After charting the national gasoline average for the first 31 days following the inauguration of a new president, DeHaan found that it tended to rise. This trend is documented at least back to 2000, when GasBuddy began collecting data. This rise includes 2000 and 2005 with President George W. Bush’s two terms, and 2009 and 2013 with the start of President Obama’s two terms.
This increase in the national average goes against seasonal norms. Typically, gasoline prices decline each year in January and February because of weaker demand and growing inventories. While he cannot account for the factors behind each post-inauguration increase, DeHaan suggested that an improving economy lifted oil demand—and ultimately gas prices—in 2009 and 2013.
But with the start of President Donald Trump’s term, prices are following the traditional seasonal track.

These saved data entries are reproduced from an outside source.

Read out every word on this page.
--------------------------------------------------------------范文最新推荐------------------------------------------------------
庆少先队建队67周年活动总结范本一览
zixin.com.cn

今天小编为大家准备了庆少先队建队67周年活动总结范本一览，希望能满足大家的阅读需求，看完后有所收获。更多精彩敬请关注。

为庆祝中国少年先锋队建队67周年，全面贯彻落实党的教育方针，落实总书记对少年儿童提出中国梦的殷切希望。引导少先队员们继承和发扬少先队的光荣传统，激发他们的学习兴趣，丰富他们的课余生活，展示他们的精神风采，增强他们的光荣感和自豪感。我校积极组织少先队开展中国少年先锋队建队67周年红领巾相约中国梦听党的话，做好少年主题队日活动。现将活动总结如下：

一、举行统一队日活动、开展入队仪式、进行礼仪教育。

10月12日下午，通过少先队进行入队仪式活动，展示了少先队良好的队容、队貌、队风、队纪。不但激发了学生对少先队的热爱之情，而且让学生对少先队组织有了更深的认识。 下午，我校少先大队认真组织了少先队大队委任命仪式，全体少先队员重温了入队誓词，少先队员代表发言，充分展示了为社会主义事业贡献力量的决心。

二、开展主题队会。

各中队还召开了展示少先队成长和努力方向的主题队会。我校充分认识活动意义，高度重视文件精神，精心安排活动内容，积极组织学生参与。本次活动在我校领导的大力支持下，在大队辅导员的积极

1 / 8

Indeed, a downward trend started the week of Jan. 16, with the national average falling 3.2 cents per gallon (CPG) to $2.339 per gallon, the first weekly decline since November 2016, according to GasBuddy.
Prices fell in 36 states week over week, led by the Great Lakes states of Indiana (-13.9 CPG), Ohio (-13.1 CPG), Michigan (-10.9 CPG), Kentucky (-8.7 CPG) and Illinois (-6.2 CPG), as refinery problems resolved themselves. The Rocky Mountain states had the largest increases, led by Utah (5.8 CPG), Idaho (4.1 CPG) and Montana (3.4 CPG).
GasBuddy does expect prices to eventually begin to rise sometime after Valentine’s Day as refinery maintenance season and the transition into summer begins, “leading to gas prices that will mostly trend higher for two to three months,” said DeHaan.